Figure 5.

Autophagy and ROS are required for AFB1-induced MET formation. (A) THP-1 cells were pre-treated with the NOX2 inhibitor DPI (50 μM) for 1 h then, PMA (16 nM) and AFB1 (0.25 μM) were added to the cells for 2 h. The cells were stained with Hoechst 33342 (1 μM) and then observed by fluorescence microscopy with a 20 × objective lens. Scale bars = 50 μm. (B) The fluorescence intensity of extracellular DNA was detected by a plate reader. (C) For the quantification of cytosolic ROS, THP-1 cells were incubated in 24-well plates (2 × 10⁵ cells/well), pre-treated with DPI (50 μM) for 1 h and then treated with PMA (16 nM) and AFB1 (0.25 μM). Cytosolic ROS were labeled by DHR 123 (1 μM) and detected by a plate reader. The data were analyzed by Graphpad prism software (GraphPad, San Diego). ^***P < 0.001 compared with the control groups in the same cell line; ^###P < 0.001 compared with the PMA and AFB1. The data are representative of three experiments with similar results. (D) THP-1 cells were cultured in serum-free and antibiotic-free medium for 12 h. Then, cells were pretreated with wortmannin (100 nM) for 1 h followed by AFB1 (0.25 μM) for 1.5 h. Western blotting of LC3 was performed. (E) THP-1 cells were pre-treated with the autophagy inhibitor wortmannin (100 nM) for 1 h, and then AFB1 (0.25 μM) was added to the cells for 2 h.

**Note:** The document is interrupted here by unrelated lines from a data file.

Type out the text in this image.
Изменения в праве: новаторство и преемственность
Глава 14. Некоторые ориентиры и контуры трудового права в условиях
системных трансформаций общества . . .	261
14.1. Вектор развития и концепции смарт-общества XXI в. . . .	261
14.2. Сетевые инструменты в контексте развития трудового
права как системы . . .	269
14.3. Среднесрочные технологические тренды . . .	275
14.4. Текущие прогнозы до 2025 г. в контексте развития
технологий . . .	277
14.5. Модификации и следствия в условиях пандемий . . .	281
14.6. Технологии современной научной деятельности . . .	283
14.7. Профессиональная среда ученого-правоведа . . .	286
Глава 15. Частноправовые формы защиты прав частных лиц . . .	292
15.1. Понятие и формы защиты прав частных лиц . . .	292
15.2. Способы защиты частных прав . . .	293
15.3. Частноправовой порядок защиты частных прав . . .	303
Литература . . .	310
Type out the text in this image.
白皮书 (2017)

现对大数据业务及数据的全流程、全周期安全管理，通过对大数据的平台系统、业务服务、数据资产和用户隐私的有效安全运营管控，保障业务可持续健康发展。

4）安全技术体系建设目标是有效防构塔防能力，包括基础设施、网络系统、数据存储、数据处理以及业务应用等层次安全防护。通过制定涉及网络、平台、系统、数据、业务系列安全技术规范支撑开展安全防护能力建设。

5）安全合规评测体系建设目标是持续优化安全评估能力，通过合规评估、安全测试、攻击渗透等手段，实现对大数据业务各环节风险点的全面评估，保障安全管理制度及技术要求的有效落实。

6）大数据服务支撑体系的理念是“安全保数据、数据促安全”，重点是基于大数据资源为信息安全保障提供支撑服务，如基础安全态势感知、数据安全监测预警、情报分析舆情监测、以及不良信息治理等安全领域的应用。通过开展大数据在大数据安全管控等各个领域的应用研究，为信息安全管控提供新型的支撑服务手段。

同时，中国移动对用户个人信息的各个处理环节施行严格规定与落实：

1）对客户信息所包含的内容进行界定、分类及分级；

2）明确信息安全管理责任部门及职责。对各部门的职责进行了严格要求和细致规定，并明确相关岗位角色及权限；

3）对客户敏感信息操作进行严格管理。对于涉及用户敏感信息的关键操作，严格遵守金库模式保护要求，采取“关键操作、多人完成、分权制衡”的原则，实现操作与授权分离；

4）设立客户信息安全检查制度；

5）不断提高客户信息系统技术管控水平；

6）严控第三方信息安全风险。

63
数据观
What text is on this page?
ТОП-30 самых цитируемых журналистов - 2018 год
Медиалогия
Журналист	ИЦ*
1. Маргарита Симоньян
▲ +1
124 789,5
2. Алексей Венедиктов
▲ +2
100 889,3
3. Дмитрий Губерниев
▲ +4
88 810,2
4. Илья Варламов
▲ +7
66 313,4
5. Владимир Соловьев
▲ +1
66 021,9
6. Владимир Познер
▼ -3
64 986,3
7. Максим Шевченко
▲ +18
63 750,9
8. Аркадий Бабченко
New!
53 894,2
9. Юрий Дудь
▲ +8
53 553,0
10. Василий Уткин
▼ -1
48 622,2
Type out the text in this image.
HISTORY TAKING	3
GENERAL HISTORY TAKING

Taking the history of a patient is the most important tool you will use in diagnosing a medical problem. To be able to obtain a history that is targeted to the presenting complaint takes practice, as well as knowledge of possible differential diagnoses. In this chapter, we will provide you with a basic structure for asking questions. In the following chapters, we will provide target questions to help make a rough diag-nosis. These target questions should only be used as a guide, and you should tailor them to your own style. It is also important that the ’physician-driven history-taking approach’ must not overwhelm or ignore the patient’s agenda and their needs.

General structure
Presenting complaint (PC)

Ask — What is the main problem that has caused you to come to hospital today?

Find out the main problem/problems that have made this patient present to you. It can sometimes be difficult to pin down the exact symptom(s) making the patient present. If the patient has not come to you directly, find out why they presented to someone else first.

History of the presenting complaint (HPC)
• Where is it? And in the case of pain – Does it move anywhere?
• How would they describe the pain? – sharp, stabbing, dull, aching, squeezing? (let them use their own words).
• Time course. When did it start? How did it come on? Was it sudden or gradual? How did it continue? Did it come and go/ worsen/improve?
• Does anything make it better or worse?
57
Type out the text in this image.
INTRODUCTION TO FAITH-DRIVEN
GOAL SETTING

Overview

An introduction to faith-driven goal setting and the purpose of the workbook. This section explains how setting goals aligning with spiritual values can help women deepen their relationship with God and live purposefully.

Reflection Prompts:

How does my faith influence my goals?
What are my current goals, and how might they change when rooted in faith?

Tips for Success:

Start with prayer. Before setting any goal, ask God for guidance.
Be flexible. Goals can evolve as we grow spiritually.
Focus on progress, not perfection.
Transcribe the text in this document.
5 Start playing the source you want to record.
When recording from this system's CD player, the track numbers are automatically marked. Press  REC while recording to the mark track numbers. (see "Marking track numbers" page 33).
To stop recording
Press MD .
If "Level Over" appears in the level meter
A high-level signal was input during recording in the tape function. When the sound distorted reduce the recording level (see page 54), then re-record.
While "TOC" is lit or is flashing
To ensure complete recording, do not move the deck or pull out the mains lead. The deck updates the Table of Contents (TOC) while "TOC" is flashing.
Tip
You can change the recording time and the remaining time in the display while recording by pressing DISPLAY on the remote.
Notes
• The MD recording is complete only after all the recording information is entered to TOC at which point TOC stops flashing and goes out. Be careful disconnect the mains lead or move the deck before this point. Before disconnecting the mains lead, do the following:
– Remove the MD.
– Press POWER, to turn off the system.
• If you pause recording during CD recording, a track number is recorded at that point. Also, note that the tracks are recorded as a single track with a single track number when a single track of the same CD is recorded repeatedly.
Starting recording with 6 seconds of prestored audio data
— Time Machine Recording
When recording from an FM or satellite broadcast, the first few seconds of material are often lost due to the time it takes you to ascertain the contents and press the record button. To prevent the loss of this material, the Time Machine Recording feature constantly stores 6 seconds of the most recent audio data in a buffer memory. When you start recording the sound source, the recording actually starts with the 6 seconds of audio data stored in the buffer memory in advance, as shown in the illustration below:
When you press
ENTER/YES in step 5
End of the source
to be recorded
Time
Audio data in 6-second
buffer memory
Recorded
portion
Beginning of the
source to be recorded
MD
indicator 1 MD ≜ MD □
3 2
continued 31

The cells were stained with Hoechst 33342 (1 μM) and then observed by fluorescence microscopy with a 20 × objective lens. Scale bars = 50 μm. (F) The fluorescence intensity of extracellular DNA was detected by a plate reader ^***P < 0.001 compared with the control groups; ^###P < 0.001 compared with the AFB1.